我现在真的可以说,Excel绘图确实比不过ggplot2了。

答辩

刚刚答辩回来,更新……

  1. 又是在一些小细节上扣了分,水轮机适应最小水头为49m,就是在水头低于49m的时候等流量调节和等出力调节(这里还好我没有附表老师没扣分……)不能用,这一点和接下来的抽水蓄能水电站出力范围一样,别再搞错了!

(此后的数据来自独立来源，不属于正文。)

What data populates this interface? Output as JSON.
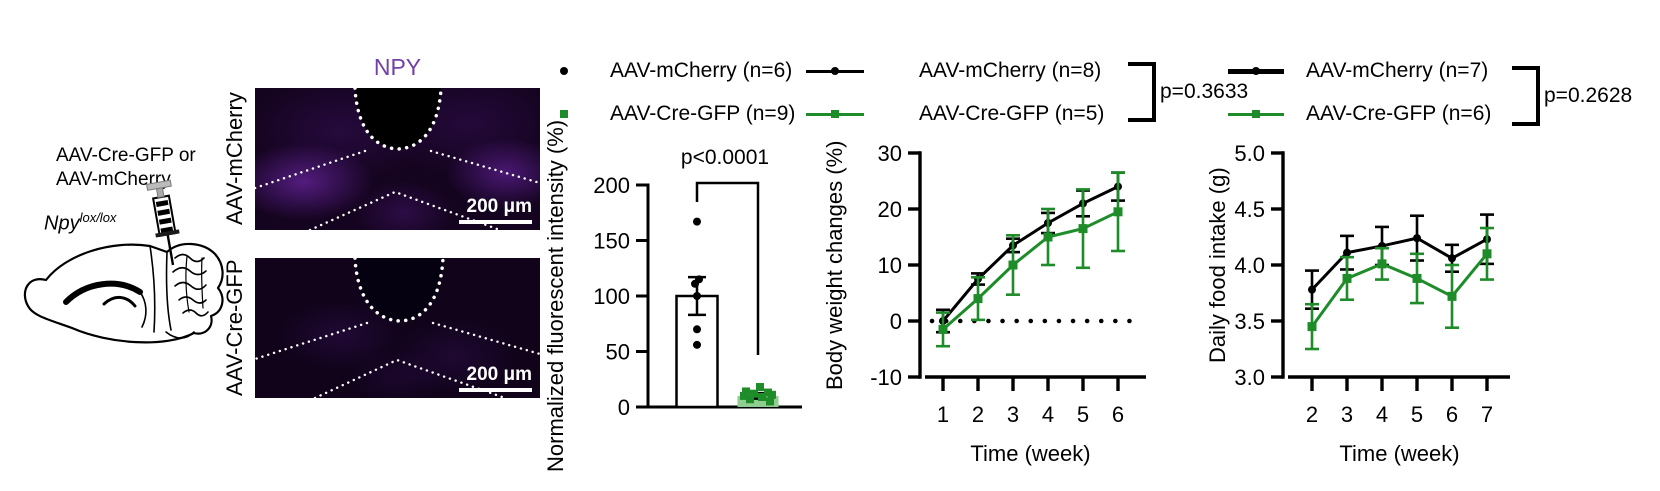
{
  "colors": {
    "green": "#1e8c28",
    "green_light": "#8fce90",
    "purple": "#7341a5",
    "black": "#000000",
    "fluorescence_bright": "#5c1c96",
    "fluorescence_dark": "#10031a"
  },
  "brain_panel": {
    "injection_line1": "AAV-Cre-GFP or",
    "injection_line2": "AAV-mCherry",
    "genotype_gene": "Npy",
    "genotype_sup": "lox/lox"
  },
  "microscopy": {
    "title": "NPY",
    "rows": [
      {
        "label": "AAV-mCherry",
        "scale_bar": "200 μm"
      },
      {
        "label": "AAV-Cre-GFP",
        "scale_bar": "200 μm"
      }
    ]
  },
  "chart_data": [
    {
      "id": "fluorescence-bar",
      "type": "bar",
      "ylabel": "Normalized fluorescent intensity (%)",
      "ylim": [
        0,
        200
      ],
      "yticks": [
        0,
        50,
        100,
        150,
        200
      ],
      "ytick_labels": [
        "0",
        "50",
        "100",
        "150",
        "200"
      ],
      "p_value": "p<0.0001",
      "legend": [
        {
          "label": "AAV-mCherry (n=6)",
          "marker": "circle",
          "color": "#000000"
        },
        {
          "label": "AAV-Cre-GFP (n=9)",
          "marker": "square",
          "color": "#1e8c28"
        }
      ],
      "categories": [
        "AAV-mCherry",
        "AAV-Cre-GFP"
      ],
      "bars": [
        {
          "mean": 100,
          "sem": 17,
          "fill": "#ffffff",
          "stroke": "#000000",
          "point_color": "#000000",
          "point_marker": "circle",
          "points": [
            167,
            115,
            111,
            100,
            70,
            56
          ],
          "jitter": [
            0,
            2,
            -2,
            0,
            0,
            0
          ]
        },
        {
          "mean": 10,
          "sem": 2.5,
          "fill": "#8fce90",
          "stroke": "none",
          "point_color": "#1e8c28",
          "point_marker": "square",
          "points": [
            18,
            14,
            13,
            12,
            11,
            10,
            9,
            7,
            5
          ],
          "jitter": [
            2,
            -12,
            10,
            -4,
            14,
            -14,
            4,
            -8,
            12
          ]
        }
      ]
    },
    {
      "id": "body-weight",
      "type": "line",
      "xlabel": "Time (week)",
      "ylabel": "Body weight changes (%)",
      "ylim": [
        -10,
        30
      ],
      "yticks": [
        -10,
        0,
        10,
        20,
        30
      ],
      "ytick_labels": [
        "-10",
        "0",
        "10",
        "20",
        "30"
      ],
      "x": [
        1,
        2,
        3,
        4,
        5,
        6
      ],
      "zero_line": true,
      "p_value": "p=0.3633",
      "series": [
        {
          "name": "AAV-mCherry (n=8)",
          "color": "#000000",
          "marker": "circle",
          "values": [
            0,
            7.5,
            13.5,
            17.5,
            21,
            24
          ],
          "sem": [
            2,
            1,
            1.2,
            1.8,
            2.3,
            2.5
          ]
        },
        {
          "name": "AAV-Cre-GFP (n=5)",
          "color": "#1e8c28",
          "marker": "square",
          "values": [
            -1.5,
            4,
            10,
            15,
            16.5,
            19.5
          ],
          "sem": [
            3,
            3.8,
            5.3,
            5,
            7,
            7
          ]
        }
      ]
    },
    {
      "id": "food-intake",
      "type": "line",
      "xlabel": "Time (week)",
      "ylabel": "Daily food intake (g)",
      "ylim": [
        3.0,
        5.0
      ],
      "yticks": [
        3.0,
        3.5,
        4.0,
        4.5,
        5.0
      ],
      "ytick_labels": [
        "3.0",
        "3.5",
        "4.0",
        "4.5",
        "5.0"
      ],
      "x": [
        2,
        3,
        4,
        5,
        6,
        7
      ],
      "zero_line": false,
      "p_value": "p=0.2628",
      "series": [
        {
          "name": "AAV-mCherry (n=7)",
          "color": "#000000",
          "marker": "circle",
          "values": [
            3.78,
            4.11,
            4.17,
            4.24,
            4.06,
            4.23
          ],
          "sem": [
            0.17,
            0.15,
            0.17,
            0.2,
            0.12,
            0.22
          ]
        },
        {
          "name": "AAV-Cre-GFP (n=6)",
          "color": "#1e8c28",
          "marker": "square",
          "values": [
            3.45,
            3.88,
            4.01,
            3.88,
            3.72,
            4.1
          ],
          "sem": [
            0.2,
            0.19,
            0.14,
            0.22,
            0.28,
            0.23
          ]
        }
      ]
    }
  ]
}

  2. 成果报告书的结论部分,你要把属于成果或者是指标类型的东西明明白白地展示出来!

    • 意义较大的指标,比如衡量一个库容大小的总库容指标;
    • 这些指标宜多不宜少,比如你确定了装机台数,那么总装机虽然也确定下来了,但是谁TM知道一台机多少出力?就算之前写过,写在这不也更好吗?另外在你知道最大工作容量、重复容量和备用容量都是用来决定总装机的情况下,为什么还要把这些半成品放到结论里来?

以上的结果就是扣了5分,我不知道是不是总分扣去5分,从某种程度上来讲还有5分裕度。张同学在排版上没我做得好,但是好像扣分比我少,这等等都是属于老师侧重的问题。下次记住这些东西了,虽然这次不怎么失风范,可是下次再犯这种细节错误,裕度可能就不止5分这么简单了。